Now, this device has the ability to charge over USB and it also has a USB port built into itself, yet the makers decided that the built-in plug would be perfect for the "USB Host" feature; the ability to plug in a device(camera) and download its contents into itself -- and you can not charge it via this port. This is the number 1 complaint I have read on the 'net regarding this player, and I decided to do something about it for myself.
The logic: When, if ever I wanted to use the Host feature, I need to plug a USB mini-standard dongle in because any USB device comes with the standard USB plug to use on your computer. So, if I am going to have to use a dongle for that, anyway, I may as well keep it with the other dongle needed for AC charging. If the built-in one could be used as the computer/USB charging port that would be most supreme, since all you need is a standard USB-mini cable and nothing more. You can put new songs on it and charge it with just the unit itself, making it truely portable.

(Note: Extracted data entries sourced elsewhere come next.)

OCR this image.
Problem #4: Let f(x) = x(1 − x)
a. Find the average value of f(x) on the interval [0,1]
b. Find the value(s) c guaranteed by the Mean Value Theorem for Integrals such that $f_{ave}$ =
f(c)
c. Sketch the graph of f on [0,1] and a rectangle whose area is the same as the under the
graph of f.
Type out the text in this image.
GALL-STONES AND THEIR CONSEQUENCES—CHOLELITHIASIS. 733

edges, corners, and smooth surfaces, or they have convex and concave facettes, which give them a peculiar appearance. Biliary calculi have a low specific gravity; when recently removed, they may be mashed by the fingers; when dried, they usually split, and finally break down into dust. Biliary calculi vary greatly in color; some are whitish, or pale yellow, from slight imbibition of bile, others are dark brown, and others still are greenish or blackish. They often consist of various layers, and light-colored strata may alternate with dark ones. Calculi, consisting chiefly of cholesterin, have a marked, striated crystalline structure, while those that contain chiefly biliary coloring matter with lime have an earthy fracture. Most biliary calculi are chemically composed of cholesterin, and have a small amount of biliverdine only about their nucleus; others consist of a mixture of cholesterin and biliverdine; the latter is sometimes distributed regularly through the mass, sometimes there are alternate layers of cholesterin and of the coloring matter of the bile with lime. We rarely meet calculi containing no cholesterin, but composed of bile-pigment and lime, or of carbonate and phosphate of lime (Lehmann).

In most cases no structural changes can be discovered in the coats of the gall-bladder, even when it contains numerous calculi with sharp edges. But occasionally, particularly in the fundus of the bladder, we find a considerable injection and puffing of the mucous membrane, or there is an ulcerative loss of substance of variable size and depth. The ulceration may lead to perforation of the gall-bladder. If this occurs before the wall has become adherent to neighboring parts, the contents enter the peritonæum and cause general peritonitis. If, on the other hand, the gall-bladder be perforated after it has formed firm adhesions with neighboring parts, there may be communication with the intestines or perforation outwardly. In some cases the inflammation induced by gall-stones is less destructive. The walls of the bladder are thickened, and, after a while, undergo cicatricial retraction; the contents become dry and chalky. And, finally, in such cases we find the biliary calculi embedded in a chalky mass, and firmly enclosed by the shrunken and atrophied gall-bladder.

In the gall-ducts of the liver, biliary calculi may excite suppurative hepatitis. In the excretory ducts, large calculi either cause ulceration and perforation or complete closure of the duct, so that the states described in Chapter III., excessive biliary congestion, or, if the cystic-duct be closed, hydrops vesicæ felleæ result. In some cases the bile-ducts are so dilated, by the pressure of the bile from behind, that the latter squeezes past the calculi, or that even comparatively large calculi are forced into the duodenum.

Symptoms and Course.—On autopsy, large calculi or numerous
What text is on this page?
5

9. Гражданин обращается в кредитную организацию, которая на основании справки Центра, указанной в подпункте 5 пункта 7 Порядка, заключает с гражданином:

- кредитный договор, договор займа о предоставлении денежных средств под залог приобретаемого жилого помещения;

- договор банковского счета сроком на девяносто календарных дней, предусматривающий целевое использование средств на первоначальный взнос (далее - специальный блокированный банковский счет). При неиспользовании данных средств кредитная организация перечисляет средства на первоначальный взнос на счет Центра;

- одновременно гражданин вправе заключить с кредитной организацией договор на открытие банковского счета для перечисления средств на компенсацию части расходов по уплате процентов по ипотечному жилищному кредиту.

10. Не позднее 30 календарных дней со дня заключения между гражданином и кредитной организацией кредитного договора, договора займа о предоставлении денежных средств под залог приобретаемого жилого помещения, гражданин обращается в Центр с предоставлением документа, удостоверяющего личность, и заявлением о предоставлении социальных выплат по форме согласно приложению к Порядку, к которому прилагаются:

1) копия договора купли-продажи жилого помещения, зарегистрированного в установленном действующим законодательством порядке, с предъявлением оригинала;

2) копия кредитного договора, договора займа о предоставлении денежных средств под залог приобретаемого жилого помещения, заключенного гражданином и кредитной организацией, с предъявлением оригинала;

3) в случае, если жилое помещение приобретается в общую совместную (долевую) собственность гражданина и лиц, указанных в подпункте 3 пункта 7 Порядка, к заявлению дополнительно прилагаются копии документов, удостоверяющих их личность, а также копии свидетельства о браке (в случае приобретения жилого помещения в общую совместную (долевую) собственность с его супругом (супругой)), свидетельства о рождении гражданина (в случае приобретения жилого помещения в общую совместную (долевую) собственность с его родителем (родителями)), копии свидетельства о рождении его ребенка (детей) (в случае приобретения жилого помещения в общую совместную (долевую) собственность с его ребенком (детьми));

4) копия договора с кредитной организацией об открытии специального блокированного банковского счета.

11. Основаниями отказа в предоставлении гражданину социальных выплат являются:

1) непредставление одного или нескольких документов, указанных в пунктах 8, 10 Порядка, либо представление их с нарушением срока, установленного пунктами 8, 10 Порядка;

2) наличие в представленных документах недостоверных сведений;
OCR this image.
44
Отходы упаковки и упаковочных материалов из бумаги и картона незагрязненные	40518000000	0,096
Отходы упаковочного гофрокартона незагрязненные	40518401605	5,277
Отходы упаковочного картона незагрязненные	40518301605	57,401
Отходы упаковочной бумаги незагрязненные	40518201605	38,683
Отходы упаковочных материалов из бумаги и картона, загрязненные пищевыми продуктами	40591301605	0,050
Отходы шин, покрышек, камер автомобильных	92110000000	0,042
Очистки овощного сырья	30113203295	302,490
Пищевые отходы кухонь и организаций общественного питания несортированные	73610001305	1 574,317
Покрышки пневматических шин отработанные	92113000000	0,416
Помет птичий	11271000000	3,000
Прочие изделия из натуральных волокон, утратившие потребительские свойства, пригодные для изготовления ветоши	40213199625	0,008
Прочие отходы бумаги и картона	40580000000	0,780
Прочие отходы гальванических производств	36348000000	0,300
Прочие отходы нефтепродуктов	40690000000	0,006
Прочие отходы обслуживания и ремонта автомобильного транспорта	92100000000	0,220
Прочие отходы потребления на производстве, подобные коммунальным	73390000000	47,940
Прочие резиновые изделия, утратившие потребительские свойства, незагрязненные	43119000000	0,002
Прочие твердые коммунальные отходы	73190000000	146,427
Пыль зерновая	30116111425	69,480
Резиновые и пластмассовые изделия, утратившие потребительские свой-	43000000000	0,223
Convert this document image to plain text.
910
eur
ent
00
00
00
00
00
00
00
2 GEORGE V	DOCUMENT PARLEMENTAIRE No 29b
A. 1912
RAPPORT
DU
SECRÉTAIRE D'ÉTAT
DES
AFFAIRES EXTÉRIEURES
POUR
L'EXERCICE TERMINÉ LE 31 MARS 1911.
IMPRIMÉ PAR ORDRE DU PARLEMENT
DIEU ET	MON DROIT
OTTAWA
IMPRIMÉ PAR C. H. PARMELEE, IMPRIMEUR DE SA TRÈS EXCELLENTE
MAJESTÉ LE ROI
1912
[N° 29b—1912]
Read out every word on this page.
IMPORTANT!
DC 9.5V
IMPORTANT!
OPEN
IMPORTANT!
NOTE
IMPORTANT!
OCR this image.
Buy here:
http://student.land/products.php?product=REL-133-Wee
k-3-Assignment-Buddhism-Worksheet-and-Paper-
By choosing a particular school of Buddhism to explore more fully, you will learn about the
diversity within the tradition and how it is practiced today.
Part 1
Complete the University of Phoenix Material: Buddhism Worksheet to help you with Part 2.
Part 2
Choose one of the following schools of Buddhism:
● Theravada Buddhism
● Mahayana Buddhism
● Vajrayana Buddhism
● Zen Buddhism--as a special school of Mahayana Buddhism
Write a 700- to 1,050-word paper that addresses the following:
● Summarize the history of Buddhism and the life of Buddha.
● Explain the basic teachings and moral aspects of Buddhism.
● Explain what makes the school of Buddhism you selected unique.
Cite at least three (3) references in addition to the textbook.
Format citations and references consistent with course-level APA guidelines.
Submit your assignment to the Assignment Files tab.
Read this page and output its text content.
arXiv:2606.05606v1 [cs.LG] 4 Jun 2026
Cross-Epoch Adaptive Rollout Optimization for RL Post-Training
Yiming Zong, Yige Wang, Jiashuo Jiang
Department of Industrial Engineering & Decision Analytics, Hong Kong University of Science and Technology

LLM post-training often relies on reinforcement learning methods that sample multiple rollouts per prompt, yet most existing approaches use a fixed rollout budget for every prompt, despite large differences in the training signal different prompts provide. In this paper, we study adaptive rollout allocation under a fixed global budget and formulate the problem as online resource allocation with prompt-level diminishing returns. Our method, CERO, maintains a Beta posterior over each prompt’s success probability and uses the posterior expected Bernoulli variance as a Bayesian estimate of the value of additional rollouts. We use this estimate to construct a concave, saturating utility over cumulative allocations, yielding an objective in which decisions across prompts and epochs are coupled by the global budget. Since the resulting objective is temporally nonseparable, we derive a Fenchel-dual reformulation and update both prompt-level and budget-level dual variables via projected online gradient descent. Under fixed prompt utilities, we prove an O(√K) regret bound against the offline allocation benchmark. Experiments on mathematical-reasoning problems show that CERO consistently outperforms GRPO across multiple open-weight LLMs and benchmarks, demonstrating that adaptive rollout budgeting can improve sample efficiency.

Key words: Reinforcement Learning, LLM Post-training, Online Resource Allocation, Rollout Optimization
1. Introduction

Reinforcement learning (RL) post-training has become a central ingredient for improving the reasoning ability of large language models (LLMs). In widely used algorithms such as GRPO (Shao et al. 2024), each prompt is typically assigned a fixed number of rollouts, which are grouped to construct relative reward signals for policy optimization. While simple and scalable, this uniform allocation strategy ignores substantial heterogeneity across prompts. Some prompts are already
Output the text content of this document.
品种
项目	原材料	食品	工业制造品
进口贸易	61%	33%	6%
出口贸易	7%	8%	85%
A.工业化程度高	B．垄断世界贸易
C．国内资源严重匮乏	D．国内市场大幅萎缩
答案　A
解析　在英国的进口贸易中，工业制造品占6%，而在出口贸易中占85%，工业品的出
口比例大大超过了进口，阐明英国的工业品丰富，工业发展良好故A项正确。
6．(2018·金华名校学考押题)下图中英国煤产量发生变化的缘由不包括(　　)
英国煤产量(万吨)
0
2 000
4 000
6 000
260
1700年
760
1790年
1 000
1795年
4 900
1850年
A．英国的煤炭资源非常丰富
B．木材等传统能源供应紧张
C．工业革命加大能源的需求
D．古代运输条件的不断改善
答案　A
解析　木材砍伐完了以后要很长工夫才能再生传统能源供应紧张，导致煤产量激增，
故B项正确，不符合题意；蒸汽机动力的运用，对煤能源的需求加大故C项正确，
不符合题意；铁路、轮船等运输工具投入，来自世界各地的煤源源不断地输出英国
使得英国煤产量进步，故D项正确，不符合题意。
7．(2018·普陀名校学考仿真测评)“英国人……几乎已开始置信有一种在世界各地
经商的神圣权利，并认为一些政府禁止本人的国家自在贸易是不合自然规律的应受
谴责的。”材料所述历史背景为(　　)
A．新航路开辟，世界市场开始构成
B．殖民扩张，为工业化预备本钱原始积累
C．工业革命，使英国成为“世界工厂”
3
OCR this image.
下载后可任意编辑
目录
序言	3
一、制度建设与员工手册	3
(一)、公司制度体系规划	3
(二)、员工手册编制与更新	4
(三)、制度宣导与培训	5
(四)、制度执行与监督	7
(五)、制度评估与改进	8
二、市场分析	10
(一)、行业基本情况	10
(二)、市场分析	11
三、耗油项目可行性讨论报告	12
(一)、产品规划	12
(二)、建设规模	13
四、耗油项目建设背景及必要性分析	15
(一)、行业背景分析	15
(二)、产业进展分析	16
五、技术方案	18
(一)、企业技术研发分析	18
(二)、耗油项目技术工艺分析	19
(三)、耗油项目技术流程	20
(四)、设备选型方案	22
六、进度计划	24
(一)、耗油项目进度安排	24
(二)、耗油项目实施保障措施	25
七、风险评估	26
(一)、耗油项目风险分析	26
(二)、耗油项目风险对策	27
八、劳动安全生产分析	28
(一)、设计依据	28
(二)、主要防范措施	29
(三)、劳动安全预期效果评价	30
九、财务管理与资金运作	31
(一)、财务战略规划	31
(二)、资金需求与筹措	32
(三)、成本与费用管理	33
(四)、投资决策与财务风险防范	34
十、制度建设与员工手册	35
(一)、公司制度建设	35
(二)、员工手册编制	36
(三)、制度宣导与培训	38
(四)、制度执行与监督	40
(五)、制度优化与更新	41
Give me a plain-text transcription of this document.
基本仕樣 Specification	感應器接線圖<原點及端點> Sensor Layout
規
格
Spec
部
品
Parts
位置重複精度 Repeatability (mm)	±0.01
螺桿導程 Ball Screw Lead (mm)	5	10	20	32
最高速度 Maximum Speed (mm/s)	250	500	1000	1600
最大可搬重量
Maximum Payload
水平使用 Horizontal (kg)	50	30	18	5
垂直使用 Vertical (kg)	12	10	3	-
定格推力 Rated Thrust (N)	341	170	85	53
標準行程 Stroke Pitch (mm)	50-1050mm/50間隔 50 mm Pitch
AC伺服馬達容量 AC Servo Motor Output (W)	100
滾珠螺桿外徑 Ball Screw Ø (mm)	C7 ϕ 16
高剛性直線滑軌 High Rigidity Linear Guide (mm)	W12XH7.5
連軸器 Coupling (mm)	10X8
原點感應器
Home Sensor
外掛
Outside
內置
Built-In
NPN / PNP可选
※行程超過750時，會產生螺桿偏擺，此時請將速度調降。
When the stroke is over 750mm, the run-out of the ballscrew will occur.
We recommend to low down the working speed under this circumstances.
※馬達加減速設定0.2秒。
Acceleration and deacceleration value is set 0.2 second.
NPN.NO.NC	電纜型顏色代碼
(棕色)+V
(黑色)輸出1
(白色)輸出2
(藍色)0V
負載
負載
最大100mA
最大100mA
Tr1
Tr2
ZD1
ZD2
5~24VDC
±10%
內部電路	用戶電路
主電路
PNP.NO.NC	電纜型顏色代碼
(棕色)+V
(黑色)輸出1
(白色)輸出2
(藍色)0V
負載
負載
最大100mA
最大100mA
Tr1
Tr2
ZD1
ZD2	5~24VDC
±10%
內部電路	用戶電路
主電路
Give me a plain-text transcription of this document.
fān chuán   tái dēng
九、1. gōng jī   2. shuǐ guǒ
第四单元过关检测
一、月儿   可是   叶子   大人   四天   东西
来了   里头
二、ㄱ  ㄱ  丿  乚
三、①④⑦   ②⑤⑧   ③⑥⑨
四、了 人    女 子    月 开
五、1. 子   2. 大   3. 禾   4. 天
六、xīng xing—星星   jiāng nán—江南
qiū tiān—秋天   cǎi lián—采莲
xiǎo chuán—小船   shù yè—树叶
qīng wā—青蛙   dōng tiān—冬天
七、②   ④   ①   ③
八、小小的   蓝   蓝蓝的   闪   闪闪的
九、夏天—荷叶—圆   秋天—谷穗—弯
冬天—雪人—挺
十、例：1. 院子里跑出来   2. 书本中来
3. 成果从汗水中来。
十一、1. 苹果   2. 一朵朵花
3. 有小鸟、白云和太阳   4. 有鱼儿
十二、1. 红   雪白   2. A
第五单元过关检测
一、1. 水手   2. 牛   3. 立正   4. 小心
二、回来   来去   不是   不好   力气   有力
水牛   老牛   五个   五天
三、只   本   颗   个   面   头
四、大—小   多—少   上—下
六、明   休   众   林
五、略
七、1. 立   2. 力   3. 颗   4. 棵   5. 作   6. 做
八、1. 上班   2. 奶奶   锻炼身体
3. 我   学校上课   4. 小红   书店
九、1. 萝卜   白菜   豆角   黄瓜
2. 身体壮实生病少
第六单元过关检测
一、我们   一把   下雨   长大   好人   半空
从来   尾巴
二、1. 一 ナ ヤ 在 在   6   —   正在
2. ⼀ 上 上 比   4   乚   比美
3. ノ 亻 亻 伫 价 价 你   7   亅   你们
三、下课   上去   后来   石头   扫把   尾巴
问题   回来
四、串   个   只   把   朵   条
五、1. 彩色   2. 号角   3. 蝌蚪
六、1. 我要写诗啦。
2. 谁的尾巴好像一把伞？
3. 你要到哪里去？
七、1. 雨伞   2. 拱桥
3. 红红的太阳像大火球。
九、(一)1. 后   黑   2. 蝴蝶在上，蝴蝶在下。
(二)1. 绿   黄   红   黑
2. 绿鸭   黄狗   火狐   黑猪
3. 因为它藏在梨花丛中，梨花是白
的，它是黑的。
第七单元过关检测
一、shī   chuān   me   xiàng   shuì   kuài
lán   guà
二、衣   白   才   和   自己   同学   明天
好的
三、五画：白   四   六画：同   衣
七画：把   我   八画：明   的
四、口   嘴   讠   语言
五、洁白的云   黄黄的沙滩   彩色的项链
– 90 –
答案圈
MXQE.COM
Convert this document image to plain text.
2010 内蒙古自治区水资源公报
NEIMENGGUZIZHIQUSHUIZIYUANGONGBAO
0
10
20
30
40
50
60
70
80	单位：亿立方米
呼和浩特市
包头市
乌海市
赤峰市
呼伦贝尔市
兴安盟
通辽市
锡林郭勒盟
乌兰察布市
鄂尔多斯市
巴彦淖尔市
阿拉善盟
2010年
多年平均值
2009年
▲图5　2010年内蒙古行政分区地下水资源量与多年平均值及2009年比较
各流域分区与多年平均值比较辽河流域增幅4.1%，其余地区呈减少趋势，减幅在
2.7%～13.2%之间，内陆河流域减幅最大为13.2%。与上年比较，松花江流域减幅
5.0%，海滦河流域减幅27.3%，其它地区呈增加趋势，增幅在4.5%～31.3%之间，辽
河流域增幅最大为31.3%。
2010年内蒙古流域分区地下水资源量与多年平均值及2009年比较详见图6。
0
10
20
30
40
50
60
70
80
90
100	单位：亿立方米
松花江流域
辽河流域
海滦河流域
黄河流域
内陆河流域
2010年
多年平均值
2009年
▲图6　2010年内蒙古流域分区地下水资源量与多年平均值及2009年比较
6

Now it is time to void my warranty. I popped open my unit to investigate any extra room I may have for wires/addons, and check out the possibility of re-wring the two ports.
I forgot to take true pre-pictures to show the unit unaltered. A battery was soldered onto the board, and a grounding wire to the MIC/Headphone daughter board was removed. Here are the pins for the 2 ports. The pins from the Host port (1) and dongle (2) have been de-soldered and pulled up. You only need to do 3 of the pins because ground is common so you just need 3 per port, data plus, data minus and power. Looking at the Host side, the power (+5) is not connected? as for the dongle end, a simple continuity tester was used to get the correct pinout. (from this view, leftmost being 1; pins 1-2 = GND, 3-4 = DATA+, 5-6 = DATA-, 7-8 = VCC)
You need a fine-tipped iron, good eyes and a steady hand for this, it is not for real amateurs!
Since I was able to successfully de-solder the pins and had ample room to solder in wires, I decided to go for it. I was thinking I should use stranded wire for its flexibility so as not to rip any traces off or break pins. That was semi-right... CAUTION Use as flexible a wire as you can. If you lose the traces you may never be able to use your iAudio properly again!